For years, U.S. human rights agencies and other global rights groups have alerted the Bangladesh government of the rights abuses being committed by the security forces, he noted.
“But the government never bothered to investigate the charges. The government’s inaction on this serious issue gives a clear signal that it did not take the U.S. sanctions seriously,” he said.
‘Sanctions are still in place’
Mohammad Ashrafuzzaman, liaison officer of the Hong Kong-based Asian Legal Resource Center, said that instead of investigating the allegations of abuses, the government promoted the accused and sanctioned officers to higher posts, and some of them were even awarded gallantry medals.
“As the enforced disappearances and extrajudicial killings continue, the security agencies have increased coercing and intimidating the victims’ families.
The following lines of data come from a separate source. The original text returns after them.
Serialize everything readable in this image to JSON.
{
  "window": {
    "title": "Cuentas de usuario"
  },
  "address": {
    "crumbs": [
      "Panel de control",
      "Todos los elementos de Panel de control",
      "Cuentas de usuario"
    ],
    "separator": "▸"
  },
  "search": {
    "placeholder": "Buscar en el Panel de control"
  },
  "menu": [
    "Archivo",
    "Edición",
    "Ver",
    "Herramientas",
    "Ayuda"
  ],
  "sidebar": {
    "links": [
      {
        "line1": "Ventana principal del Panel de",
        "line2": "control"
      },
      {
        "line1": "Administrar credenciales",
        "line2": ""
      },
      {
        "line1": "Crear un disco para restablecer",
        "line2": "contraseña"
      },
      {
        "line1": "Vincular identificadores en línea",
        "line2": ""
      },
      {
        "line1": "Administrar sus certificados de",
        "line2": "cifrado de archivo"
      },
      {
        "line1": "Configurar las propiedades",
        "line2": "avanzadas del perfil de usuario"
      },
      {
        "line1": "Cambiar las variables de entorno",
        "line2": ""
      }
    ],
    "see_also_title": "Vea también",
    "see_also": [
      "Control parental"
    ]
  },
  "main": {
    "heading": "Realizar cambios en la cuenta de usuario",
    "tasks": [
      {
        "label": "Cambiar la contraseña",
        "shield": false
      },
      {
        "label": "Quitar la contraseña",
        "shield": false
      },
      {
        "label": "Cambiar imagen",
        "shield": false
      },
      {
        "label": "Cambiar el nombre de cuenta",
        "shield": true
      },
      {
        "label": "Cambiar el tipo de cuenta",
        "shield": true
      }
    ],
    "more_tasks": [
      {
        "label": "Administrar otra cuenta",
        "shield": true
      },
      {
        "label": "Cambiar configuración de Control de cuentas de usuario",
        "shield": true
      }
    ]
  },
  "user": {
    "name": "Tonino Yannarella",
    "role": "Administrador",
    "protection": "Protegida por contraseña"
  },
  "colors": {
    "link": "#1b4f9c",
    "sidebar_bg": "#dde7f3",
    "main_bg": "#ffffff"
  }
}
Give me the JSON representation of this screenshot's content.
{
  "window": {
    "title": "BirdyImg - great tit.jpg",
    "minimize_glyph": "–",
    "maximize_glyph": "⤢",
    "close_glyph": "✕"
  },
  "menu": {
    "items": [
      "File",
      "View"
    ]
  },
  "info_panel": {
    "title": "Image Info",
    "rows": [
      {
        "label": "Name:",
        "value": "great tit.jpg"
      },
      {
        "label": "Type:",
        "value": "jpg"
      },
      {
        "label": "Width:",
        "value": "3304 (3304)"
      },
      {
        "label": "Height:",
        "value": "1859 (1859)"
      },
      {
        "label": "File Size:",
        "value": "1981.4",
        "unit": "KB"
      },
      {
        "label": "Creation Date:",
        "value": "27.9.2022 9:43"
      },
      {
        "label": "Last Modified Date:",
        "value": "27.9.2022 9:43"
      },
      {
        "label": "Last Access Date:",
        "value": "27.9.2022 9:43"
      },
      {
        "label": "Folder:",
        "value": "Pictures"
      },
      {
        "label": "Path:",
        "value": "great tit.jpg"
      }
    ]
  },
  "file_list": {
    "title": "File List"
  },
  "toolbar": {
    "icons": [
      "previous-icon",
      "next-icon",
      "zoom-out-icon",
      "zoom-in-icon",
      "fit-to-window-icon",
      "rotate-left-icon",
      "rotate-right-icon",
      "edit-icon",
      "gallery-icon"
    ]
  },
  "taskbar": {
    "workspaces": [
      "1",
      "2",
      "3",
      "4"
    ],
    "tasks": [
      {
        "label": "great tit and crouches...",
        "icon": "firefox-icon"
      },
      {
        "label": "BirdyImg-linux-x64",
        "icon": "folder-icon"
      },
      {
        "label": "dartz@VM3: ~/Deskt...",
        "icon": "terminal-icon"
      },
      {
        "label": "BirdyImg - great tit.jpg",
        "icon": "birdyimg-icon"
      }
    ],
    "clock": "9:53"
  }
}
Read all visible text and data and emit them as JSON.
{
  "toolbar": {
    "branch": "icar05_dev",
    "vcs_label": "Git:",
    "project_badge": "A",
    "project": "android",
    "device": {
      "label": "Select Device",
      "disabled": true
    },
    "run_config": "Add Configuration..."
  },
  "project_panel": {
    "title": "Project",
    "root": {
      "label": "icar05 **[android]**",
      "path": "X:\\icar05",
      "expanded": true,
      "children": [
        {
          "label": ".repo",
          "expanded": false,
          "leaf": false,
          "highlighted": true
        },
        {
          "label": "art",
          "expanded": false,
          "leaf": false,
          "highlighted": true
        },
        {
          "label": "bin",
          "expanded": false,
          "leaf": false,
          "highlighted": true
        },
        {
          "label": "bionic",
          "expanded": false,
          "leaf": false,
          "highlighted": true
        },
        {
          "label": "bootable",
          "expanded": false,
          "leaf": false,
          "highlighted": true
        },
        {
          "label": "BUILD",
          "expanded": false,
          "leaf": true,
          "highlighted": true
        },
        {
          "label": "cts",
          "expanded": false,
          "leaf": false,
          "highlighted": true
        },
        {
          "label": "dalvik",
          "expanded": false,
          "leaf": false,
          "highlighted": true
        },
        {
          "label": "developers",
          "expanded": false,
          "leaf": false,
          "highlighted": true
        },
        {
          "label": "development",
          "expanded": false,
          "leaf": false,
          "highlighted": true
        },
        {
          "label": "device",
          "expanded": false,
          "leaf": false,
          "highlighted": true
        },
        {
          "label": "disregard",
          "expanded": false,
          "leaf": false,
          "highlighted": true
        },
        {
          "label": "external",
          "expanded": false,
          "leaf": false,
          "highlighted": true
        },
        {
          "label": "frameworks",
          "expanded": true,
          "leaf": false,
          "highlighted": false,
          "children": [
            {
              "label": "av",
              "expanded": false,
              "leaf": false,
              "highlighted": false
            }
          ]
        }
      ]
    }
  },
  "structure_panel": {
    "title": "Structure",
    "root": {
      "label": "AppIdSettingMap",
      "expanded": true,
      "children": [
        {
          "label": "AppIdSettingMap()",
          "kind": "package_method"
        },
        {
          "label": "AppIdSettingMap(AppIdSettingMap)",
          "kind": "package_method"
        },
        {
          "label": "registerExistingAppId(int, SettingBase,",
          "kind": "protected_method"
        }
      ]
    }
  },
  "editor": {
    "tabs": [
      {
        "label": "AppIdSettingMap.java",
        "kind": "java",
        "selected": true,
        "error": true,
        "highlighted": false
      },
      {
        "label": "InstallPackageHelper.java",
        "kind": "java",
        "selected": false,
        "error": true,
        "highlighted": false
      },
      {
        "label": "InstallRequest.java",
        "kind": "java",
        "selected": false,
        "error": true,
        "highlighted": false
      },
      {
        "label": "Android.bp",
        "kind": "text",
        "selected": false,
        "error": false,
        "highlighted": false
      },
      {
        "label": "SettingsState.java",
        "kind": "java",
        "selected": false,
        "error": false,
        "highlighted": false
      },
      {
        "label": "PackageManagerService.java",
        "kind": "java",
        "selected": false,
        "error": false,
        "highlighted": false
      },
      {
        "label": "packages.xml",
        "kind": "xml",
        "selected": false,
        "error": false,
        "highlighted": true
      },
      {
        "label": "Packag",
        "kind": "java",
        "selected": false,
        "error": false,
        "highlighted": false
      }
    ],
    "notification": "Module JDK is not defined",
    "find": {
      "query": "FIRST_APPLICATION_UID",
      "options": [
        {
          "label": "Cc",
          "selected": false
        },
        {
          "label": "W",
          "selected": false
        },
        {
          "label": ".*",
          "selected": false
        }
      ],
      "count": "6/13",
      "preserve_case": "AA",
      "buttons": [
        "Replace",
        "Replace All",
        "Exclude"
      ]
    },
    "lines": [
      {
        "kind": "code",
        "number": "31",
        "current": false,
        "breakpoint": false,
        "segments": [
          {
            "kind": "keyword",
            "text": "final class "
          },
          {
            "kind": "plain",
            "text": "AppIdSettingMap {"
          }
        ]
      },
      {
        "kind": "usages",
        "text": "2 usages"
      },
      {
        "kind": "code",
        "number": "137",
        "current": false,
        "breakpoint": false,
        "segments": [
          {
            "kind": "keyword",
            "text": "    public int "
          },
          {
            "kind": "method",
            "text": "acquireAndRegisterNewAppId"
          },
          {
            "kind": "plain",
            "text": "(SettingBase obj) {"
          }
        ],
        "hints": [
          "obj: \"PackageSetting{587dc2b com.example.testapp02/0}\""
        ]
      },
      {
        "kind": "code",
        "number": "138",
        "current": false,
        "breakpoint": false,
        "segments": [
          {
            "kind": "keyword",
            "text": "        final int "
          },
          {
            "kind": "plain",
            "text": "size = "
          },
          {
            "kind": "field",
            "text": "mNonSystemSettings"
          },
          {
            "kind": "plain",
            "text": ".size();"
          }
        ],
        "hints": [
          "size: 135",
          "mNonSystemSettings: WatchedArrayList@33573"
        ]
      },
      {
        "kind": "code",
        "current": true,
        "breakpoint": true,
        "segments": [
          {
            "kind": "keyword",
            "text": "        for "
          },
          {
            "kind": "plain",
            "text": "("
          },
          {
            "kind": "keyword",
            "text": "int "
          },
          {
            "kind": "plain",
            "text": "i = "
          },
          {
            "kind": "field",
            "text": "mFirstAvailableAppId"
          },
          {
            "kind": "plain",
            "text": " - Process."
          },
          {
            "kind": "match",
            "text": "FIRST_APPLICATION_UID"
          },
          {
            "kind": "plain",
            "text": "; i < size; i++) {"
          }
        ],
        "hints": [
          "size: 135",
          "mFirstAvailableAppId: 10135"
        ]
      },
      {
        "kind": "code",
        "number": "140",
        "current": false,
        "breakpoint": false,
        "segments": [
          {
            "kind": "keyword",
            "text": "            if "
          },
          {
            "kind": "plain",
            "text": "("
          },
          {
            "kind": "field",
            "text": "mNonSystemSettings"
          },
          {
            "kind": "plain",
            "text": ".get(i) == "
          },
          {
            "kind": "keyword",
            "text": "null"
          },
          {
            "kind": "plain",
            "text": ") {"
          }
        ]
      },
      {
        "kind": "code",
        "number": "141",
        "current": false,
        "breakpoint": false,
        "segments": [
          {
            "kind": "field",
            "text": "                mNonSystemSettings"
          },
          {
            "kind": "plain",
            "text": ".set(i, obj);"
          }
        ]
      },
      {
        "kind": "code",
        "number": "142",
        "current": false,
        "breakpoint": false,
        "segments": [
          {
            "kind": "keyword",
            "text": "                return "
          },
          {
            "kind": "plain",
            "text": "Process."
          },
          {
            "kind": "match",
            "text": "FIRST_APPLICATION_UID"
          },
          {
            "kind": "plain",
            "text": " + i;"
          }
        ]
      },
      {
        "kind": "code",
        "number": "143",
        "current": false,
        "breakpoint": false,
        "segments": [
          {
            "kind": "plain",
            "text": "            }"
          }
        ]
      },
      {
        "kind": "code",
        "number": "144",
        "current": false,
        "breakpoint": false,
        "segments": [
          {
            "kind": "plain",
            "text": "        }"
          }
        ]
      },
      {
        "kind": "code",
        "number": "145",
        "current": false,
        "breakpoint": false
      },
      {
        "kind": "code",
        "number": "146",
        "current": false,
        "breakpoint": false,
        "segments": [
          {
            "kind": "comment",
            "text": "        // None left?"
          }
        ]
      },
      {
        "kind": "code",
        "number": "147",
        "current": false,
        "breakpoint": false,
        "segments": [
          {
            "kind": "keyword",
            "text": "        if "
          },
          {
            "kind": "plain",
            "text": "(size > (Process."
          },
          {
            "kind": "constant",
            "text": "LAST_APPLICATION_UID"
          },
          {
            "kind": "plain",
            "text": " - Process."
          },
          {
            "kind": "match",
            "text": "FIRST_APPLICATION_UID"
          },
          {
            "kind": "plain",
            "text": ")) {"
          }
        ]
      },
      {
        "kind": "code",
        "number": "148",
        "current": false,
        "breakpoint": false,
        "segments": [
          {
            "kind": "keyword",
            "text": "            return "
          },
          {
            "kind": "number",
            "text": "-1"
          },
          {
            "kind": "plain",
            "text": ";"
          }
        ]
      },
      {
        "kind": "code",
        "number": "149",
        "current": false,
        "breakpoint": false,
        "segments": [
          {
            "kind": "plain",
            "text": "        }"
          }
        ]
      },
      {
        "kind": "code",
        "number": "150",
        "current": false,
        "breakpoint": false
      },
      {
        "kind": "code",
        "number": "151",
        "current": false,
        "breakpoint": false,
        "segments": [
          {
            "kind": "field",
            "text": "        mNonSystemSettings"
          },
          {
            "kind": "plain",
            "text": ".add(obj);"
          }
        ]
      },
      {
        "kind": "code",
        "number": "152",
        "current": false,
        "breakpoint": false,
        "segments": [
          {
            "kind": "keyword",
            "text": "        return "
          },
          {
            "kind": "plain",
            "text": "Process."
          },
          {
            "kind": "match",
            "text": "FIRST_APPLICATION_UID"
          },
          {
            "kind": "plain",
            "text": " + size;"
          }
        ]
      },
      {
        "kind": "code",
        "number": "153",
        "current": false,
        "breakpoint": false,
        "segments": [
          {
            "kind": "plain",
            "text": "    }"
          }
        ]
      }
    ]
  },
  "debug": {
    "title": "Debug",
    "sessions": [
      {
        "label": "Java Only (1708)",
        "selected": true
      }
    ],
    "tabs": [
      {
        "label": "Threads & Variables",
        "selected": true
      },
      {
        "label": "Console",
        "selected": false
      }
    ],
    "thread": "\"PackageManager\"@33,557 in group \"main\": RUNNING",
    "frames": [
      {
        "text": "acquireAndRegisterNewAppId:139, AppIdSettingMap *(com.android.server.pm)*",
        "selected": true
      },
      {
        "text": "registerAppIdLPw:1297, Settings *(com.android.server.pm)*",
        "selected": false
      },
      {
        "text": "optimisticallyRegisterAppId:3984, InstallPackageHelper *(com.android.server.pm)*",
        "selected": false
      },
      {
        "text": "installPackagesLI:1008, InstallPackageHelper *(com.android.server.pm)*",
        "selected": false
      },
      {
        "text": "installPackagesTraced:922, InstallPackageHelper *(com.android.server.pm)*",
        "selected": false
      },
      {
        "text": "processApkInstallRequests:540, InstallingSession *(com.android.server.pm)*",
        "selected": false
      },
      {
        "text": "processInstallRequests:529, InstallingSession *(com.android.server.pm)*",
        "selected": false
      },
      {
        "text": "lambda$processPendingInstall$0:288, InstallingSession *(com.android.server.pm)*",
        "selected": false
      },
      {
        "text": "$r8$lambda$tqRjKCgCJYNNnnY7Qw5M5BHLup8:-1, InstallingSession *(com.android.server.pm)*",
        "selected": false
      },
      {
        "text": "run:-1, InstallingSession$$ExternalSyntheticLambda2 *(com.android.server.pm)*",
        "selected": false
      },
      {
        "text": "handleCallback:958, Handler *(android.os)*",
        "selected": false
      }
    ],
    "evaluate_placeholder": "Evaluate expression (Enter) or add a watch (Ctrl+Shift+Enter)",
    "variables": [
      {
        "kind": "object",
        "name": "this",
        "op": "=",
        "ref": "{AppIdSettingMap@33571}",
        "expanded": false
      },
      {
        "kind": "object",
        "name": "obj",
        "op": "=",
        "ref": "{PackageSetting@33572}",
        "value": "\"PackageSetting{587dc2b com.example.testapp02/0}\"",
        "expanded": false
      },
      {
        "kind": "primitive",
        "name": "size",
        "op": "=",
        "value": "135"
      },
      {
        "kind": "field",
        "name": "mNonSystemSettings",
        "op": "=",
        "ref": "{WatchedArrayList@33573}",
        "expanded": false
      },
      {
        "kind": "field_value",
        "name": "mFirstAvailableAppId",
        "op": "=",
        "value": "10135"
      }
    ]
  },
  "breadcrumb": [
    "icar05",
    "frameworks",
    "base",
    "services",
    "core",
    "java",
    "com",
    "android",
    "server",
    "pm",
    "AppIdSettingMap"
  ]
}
The human rights defenders monitoring the abuses in the country are being hounded and being threatened with dire consequences,” Ashrafuzzaman told VOA.
“All the rule of law institutions have been systematically used to curb the rights of the people and deny the victims access to justice.”
Meanwhile, in response to requests from Bangladesh government to withdraw the sanctions, Peter Haas, U.S. Ambassador in Bangladesh said that the U.S. policy on RAB has not changed.
“The sanctions are still in place. They will remain in place until there is accountability and reform. We said this privately, we said this publicly,” he said.
Despite the criticism the force faced for the abuses, the just-appointed commander of RAB M Khurshid Hossain said on October 1 that it does not need any reform.
“We are not doing anything for which we need to reform our organization. We are performing our duties following the rule of law. So, there is no question of reform of this force,” Hossain said.